Sport injuries are the leading cause of unintentional injury in children and youth and peak at 42% annually for people aged 15 to 24. They represent a significant public health concern accounting for 23% of all traumas, second only to motor vehicle injuries, and are the leading cause of morbidity in children. According to the U.S Consumer Protection Safety Commission (CPSC) in its April 7, 2000 report on Sport Related Injuries Amongst Baby Boomers – sports related injury costs were more than $18.7 billion dollars in the United States alone in 1998. By comparison, tobacco usage costs $20.8 billion in personal health expenditures per year.

"Obviously a ton or so of beef-munching, steroid-gulping football linemen had more to do with Mr. Turgeson's condition than our product and to blame NIKE is like blaming Firestone for exploding Ford Pintos," said company spokeswoman Tikki Anghoraminks. "Besides, we believe the shoes Mr. Turgeson was wearing at the time were actually knock-offs."

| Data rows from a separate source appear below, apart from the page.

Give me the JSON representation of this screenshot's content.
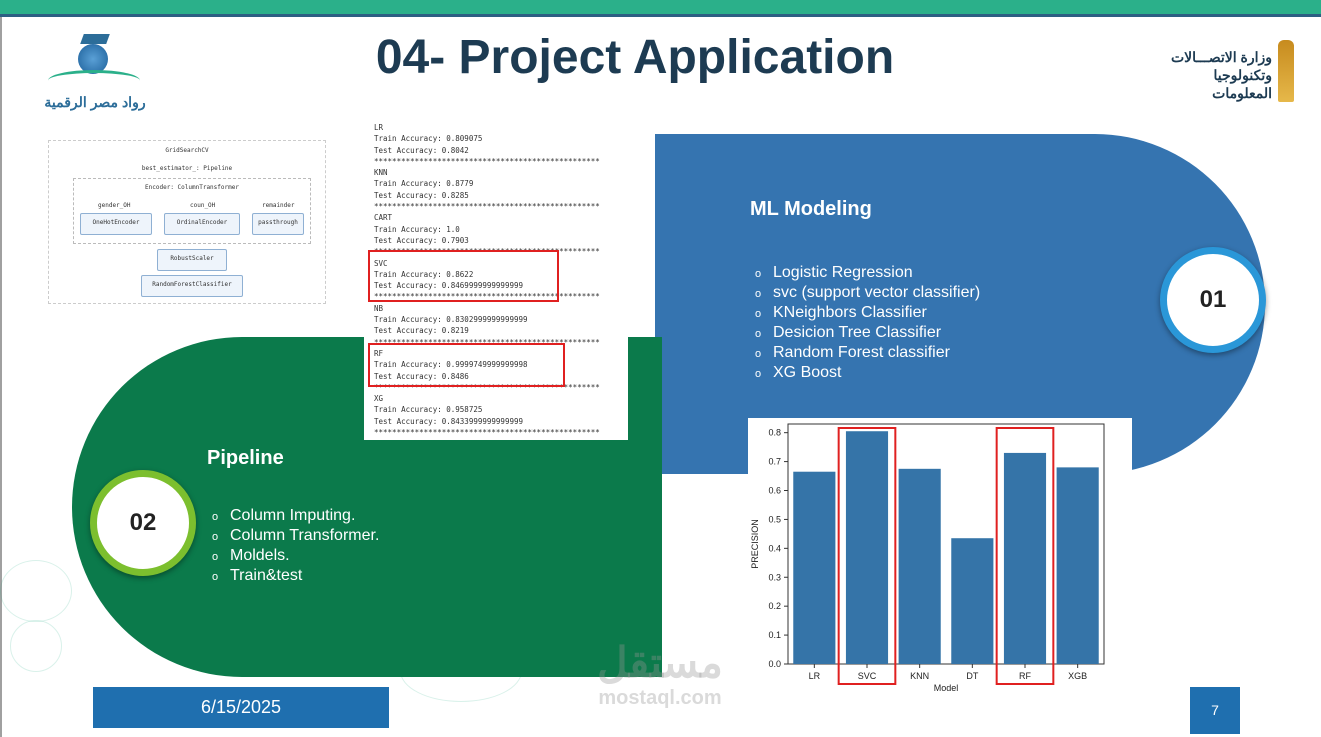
{
  "slide": {
    "title": "04- Project Application",
    "logo_left_text": "رواد مصر الرقمية",
    "logo_right_text_1": "وزارة الاتصـــالات",
    "logo_right_text_2": "وتكنولوجيا المعلومات",
    "date": "6/15/2025",
    "page_number": "7",
    "watermark_1": "مستقل",
    "watermark_2": "mostaql.com"
  },
  "ml_section": {
    "number": "01",
    "heading": "ML Modeling",
    "items": [
      "Logistic Regression",
      "svc (support vector classifier)",
      "KNeighbors Classifier",
      "Desicion Tree Classifier",
      "Random Forest classifier",
      "XG Boost"
    ]
  },
  "pipeline_section": {
    "number": "02",
    "heading": "Pipeline",
    "items": [
      "Column Imputing.",
      "Column Transformer.",
      "Moldels.",
      "Train&test"
    ]
  },
  "pipeline_diagram": {
    "root": "GridSearchCV",
    "estimator": "best_estimator_: Pipeline",
    "encoder": "Encoder: ColumnTransformer",
    "col1": "gender_OH",
    "col2": "coun_OH",
    "col3": "remainder",
    "box1": "OneHotEncoder",
    "box2": "OrdinalEncoder",
    "box3": "passthrough",
    "scaler": "RobustScaler",
    "model": "RandomForestClassifier"
  },
  "results_output": {
    "lines": [
      "LR",
      "Train Accuracy: 0.809075",
      "Test Accuracy: 0.8042",
      "**************************************************",
      "KNN",
      "Train Accuracy: 0.8779",
      "Test Accuracy: 0.8285",
      "**************************************************",
      "CART",
      "Train Accuracy: 1.0",
      "Test Accuracy: 0.7903",
      "**************************************************",
      "SVC",
      "Train Accuracy: 0.8622",
      "Test Accuracy: 0.8469999999999999",
      "**************************************************",
      "NB",
      "Train Accuracy: 0.8302999999999999",
      "Test Accuracy: 0.8219",
      "**************************************************",
      "RF",
      "Train Accuracy: 0.9999749999999998",
      "Test Accuracy: 0.8486",
      "**************************************************",
      "XG",
      "Train Accuracy: 0.958725",
      "Test Accuracy: 0.8433999999999999",
      "**************************************************"
    ]
  },
  "chart_data": {
    "type": "bar",
    "categories": [
      "LR",
      "SVC",
      "KNN",
      "DT",
      "RF",
      "XGB"
    ],
    "values": [
      0.665,
      0.805,
      0.675,
      0.435,
      0.73,
      0.68
    ],
    "xlabel": "Model",
    "ylabel": "PRECISION",
    "ylim": [
      0,
      0.83
    ],
    "yticks": [
      "0.0",
      "0.1",
      "0.2",
      "0.3",
      "0.4",
      "0.5",
      "0.6",
      "0.7",
      "0.8"
    ],
    "bar_color": "#3574a8",
    "highlighted": [
      "SVC",
      "RF"
    ],
    "highlight_color": "#e02020"
  },
  "colors": {
    "ml_blue": "#3574b0",
    "pipeline_green": "#0b7a4b",
    "title_navy": "#1d3b52"
  }
}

The Society for Concerned Scientists was quick to pile on with a press release that accused NIKE, Reebok, Adidas, Phat Farm, et al, of not only being a major health hazard, but of enslaving children, polluting the air, poisoning drinking water, raping the rain forest, killing wildlife in it's never ending hunger for leather and raising the earth's atmosphere from the manufacturing processes used to heat latex, rubber, epoxy and whatever other synthetic materials might be used in their athletic shoes.

"Although our research is in the early, preliminary stages, there is such a strong correlation between the wearing of athletic shoes and lower extremity injuries such as sprained ankles, pulled muscles, torn ligaments and broken bones, that the connection simply cannot be ignored or dismissed," said Professor Gunther Uberflassen, Acting Head of the Mudcat Falls Community College Ad Hoc Department of Pre-Med. "It is curious that such injuries are simply not experienced in the same magnitudes by wearers of oxfords or tasseled loafers. We have found, though, that those folks do tend to have a higher incidence of hemorrhoids."

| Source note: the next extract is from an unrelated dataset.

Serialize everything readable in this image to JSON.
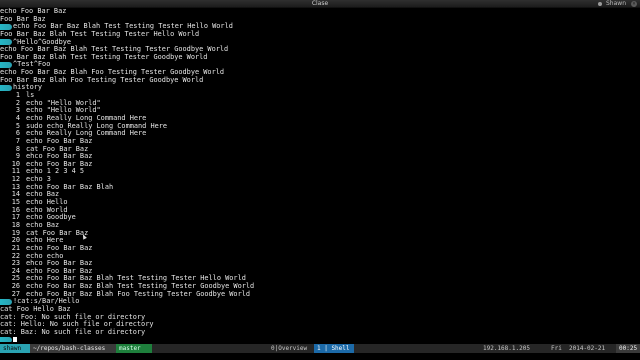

NIKE is the world's #1 shoemaker and controls over 20% of the US athletic shoe market. The company designs and sells shoes for a variety of sports, including baseball, cheerleading, golf, volleyball, and wrestling. NIKE also sells Cole Haan dress and casual shoes and a line of athletic apparel and equipment. In addition, it operates NIKETOWN shoe and sportswear stores, NIKE factory outlets, and NIKE Women shops. NIKE sells its products throughout the US and in about 200 other countries. NIKE's sales last year totaled $12.2 billion.

"Let me just say that Joe Camel's company, R.J. Reynolds had sales of 5.2 billion dollars last year," said Turgeson's attorney, Steven Dallas. "This case has got 'class action' written all over it and by the time we're done with these guys, the tobacco settlement is going to look like chump change."